In recent years, ultrasmall metal nanoclusters (NCs) with aggregation-induced emission (AIE) characteristics have drawn enormous attention due to their strong photoluminescence (PL) and potential applications in many fields, such as bioimaging, diagnostics, therapeutics, and sustainable fuel production. Among all the reported AIE-type metal NCs, the red-emitting Au₂₂(SR)₁₈ NCs (where SR is a thiolate ligand) with a precise molecular formula remain as a promising candidate. Common synthetic strategies for Au₂₂(SR)₁₈ NCs (e.g., CO-reduction method) not only have relatively low synthesis yield, but also form the byproduct of Au₁₈(SR)₁₄. In addition, the lack of systematic understanding of the reaction mechanism and nontrivial postsynthesis steps greatly hinders its large-scale production. To address these issues, herein, we report a modified CO-reduction protocol to improve the yield of AIE-type Au₂₂ NCs in solution. By deconvoluting the original CO-reduction protocol into two stages, the importance of each stage can be studied in detail. By optimizing the key parameters of each stage (e.g., incubation time and temperature), the yield of Au₂₂ NCs can be significantly improved (to ∼73%).
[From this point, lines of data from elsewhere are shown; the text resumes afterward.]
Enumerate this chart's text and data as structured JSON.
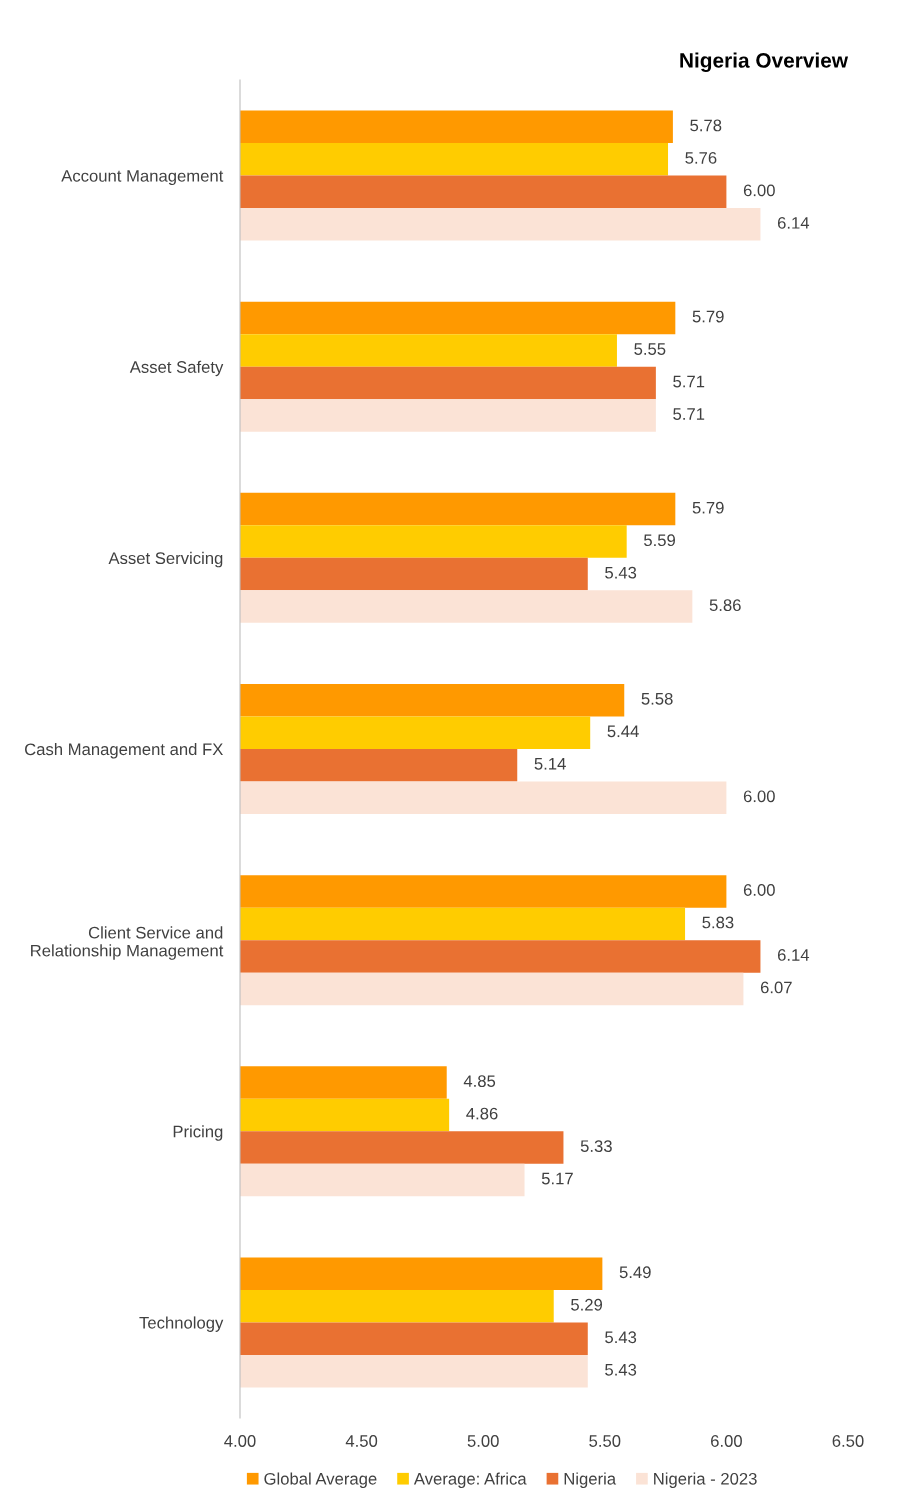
{
  "chart_data": {
    "type": "bar",
    "orientation": "horizontal",
    "title": "Nigeria Overview",
    "categories": [
      "Account Management",
      "Asset Safety",
      "Asset Servicing",
      "Cash Management and FX",
      "Client Service and\nRelationship Management",
      "Pricing",
      "Technology"
    ],
    "series": [
      {
        "name": "Global Average",
        "color": "#ff9900",
        "values": [
          5.78,
          5.79,
          5.79,
          5.58,
          6.0,
          4.85,
          5.49
        ],
        "value_labels": [
          "5.78",
          "5.79",
          "5.79",
          "5.58",
          "6.00",
          "4.85",
          "5.49"
        ]
      },
      {
        "name": "Average: Africa",
        "color": "#ffcc00",
        "values": [
          5.76,
          5.55,
          5.59,
          5.44,
          5.83,
          4.86,
          5.29
        ],
        "value_labels": [
          "5.76",
          "5.55",
          "5.59",
          "5.44",
          "5.83",
          "4.86",
          "5.29"
        ]
      },
      {
        "name": "Nigeria",
        "color": "#e97132",
        "values": [
          6.0,
          5.71,
          5.43,
          5.14,
          6.14,
          5.33,
          5.43
        ],
        "value_labels": [
          "6.00",
          "5.71",
          "5.43",
          "5.14",
          "6.14",
          "5.33",
          "5.43"
        ]
      },
      {
        "name": "Nigeria - 2023",
        "color": "#fbe3d6",
        "values": [
          6.14,
          5.71,
          5.86,
          6.0,
          6.07,
          5.17,
          5.43
        ],
        "value_labels": [
          "6.14",
          "5.71",
          "5.86",
          "6.00",
          "6.07",
          "5.17",
          "5.43"
        ]
      }
    ],
    "xlim": [
      4.0,
      6.5
    ],
    "xticks": [
      {
        "value": 4.0,
        "label": "4.00"
      },
      {
        "value": 4.5,
        "label": "4.50"
      },
      {
        "value": 5.0,
        "label": "5.00"
      },
      {
        "value": 5.5,
        "label": "5.50"
      },
      {
        "value": 6.0,
        "label": "6.00"
      },
      {
        "value": 6.5,
        "label": "6.50"
      }
    ],
    "grid": false,
    "legend": "bottom"
  }
}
In addition, we also demonstrated the role of precursors in tailoring the size of the final NC products of the modified CO-reduction protocol. By fine-tuning the incubation time of Stage I and keeping the rest of the protocol unchanged, we can obtain either Au₁₈ or Au₂₂ NCs as the final product. Moreover, an interesting pH-dependent size transformation from Au₂₂ to Au₁₈ NCs was also observed regardless of the reaction temperature. The observed synthetic improvement and the postsynthetic size transformation can show impact on the synthesis of other AIE-type metal NCs with different sizes and compositions.